Thursday, September 30, 2004

Too clearly, obviously

After my little rant about the campaigns, I was driving to lunch and thought, you know this is all because I watch too much of The Daily Show. I' m just too cynical about all this. But then, lo and behold, I switch on NPR (since Bay Area radio music SUCKS, NPR is about the only bearable thing on the air, even during the lunch hour) and Jon Stewart was being interviewed on Fresh Air. (I actually don't like Terry Gross too much so I'm glad someone was filling in for her and asking Stewart some interesting questions.)

In any case, here's a link to the archived interview. The entire interview is about 30 minutes, but if you don't have time for the entire thing, I think the first 15 minutes are quite worthwhile. Stewart gets into some insightful comments about the media and the role anchorpeople should play when it comes to political representatives and their "talking points". Stewart loves to play the smart-ass and he definitely does that when it asked about politicians, the press, and his show.

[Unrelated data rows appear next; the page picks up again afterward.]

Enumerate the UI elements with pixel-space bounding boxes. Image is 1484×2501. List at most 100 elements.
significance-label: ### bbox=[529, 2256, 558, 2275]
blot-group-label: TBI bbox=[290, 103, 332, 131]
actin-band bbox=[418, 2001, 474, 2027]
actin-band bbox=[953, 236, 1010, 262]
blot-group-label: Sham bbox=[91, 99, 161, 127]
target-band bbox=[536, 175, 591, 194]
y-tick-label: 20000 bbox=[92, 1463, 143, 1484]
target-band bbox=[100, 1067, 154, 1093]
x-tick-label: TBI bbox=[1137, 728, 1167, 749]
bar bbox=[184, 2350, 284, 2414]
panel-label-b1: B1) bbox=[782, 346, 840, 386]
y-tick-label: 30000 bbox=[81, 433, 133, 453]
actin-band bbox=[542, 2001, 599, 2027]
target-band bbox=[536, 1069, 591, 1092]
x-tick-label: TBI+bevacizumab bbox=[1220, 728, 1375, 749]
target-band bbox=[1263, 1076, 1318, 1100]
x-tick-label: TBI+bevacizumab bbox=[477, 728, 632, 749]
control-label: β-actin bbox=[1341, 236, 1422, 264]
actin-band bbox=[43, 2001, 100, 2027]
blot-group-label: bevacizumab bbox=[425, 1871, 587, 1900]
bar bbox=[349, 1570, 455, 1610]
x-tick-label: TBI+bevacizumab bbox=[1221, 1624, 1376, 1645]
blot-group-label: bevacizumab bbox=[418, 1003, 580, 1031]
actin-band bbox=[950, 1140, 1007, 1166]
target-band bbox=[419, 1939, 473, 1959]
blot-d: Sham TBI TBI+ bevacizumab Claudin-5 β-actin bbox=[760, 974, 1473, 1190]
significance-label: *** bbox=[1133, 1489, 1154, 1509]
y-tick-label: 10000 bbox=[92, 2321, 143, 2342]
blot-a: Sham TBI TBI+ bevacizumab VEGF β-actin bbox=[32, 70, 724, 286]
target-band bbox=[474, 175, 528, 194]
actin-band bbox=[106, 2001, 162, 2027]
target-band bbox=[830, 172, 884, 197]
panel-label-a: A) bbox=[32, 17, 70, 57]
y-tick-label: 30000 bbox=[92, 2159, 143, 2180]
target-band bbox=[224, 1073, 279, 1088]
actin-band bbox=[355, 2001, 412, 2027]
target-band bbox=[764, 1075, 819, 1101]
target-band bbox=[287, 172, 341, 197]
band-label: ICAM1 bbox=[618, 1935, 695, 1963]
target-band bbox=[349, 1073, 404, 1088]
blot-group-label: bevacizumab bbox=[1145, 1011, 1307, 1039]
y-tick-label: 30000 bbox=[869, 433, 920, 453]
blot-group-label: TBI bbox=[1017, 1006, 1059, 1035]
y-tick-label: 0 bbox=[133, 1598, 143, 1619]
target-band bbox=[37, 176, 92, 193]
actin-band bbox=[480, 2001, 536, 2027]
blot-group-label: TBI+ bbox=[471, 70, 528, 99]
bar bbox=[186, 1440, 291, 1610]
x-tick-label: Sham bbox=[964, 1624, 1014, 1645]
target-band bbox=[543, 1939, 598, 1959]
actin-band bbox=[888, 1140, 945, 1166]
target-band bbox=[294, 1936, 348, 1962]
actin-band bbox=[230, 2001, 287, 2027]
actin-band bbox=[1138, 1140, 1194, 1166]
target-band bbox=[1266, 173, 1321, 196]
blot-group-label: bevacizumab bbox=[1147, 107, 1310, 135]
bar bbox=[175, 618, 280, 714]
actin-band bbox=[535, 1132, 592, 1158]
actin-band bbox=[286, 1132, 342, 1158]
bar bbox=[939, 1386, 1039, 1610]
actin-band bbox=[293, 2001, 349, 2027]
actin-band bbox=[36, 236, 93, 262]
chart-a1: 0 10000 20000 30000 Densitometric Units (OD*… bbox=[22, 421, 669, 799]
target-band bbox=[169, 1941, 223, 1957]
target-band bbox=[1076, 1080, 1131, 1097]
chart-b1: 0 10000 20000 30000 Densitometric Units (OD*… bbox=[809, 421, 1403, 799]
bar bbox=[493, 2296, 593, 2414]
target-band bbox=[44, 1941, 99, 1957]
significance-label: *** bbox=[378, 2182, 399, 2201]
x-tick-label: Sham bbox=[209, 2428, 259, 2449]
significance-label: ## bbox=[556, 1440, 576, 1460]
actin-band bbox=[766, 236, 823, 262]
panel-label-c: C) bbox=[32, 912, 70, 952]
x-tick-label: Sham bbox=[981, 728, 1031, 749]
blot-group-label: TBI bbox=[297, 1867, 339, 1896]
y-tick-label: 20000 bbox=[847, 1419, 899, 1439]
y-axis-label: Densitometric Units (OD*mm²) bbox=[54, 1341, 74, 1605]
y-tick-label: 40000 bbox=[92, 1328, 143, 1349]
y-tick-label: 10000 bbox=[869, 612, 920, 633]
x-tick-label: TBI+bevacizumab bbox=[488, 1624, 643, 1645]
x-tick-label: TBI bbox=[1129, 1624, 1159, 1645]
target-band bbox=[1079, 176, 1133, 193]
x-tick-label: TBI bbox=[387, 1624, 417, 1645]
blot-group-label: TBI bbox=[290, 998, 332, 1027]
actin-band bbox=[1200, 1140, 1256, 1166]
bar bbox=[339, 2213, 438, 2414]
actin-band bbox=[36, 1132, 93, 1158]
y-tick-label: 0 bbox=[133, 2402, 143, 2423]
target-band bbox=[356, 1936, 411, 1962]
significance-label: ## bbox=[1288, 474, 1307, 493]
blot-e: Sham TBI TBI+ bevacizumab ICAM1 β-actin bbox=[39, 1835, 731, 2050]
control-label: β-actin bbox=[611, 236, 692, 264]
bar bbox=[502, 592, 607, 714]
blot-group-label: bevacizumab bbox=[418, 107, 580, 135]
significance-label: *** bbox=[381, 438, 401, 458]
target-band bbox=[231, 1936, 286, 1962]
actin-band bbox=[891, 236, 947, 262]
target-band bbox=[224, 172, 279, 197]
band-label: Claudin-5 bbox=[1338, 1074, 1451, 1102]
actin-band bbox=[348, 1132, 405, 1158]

So anyways, Stewart's comments about all of this relate directly back to my previous post. Basically, he talks about how politicians take advantage of the loopholes and the weaknesses of the media. That's what they're supposed to be doing, afterall they run campaigns of persuasion. Stewart has problems with media-folk who don't take the opportunity to call these politicians (and their handlers) on their BS by asking questions about fact. Stwerat acknowledges that not everything needs to be a fact, but if people called into be interviewed are purporting to state facts, shouldn't the interviewer verify the veracity of these claims?

Moreover, Stewart makes a great point about the few media-folk who dare call into question the veracity of such statements. It's gotten to the point that when an anchorperson dares ask a 'devil's advocate' (or even-keeled) question to a guest, the guest gets mad and accuses the anchorperson of being an operative for the other side.

So this all comes back to the same thing. The whole circus is a charade where everyone wants to blur what's going on behind the hand-waving and curtain-pulling. Many in the public, I'm sure, can see right through it, but nobody paid to play the game cares to acknowledge that there's anything behind charade. Those who should be trying to pull back curtains and stop the hand-waving are in on the game as well.

Thus those of us who can imagine what's really going on back there can only laugh and become more cynical. Great stuff.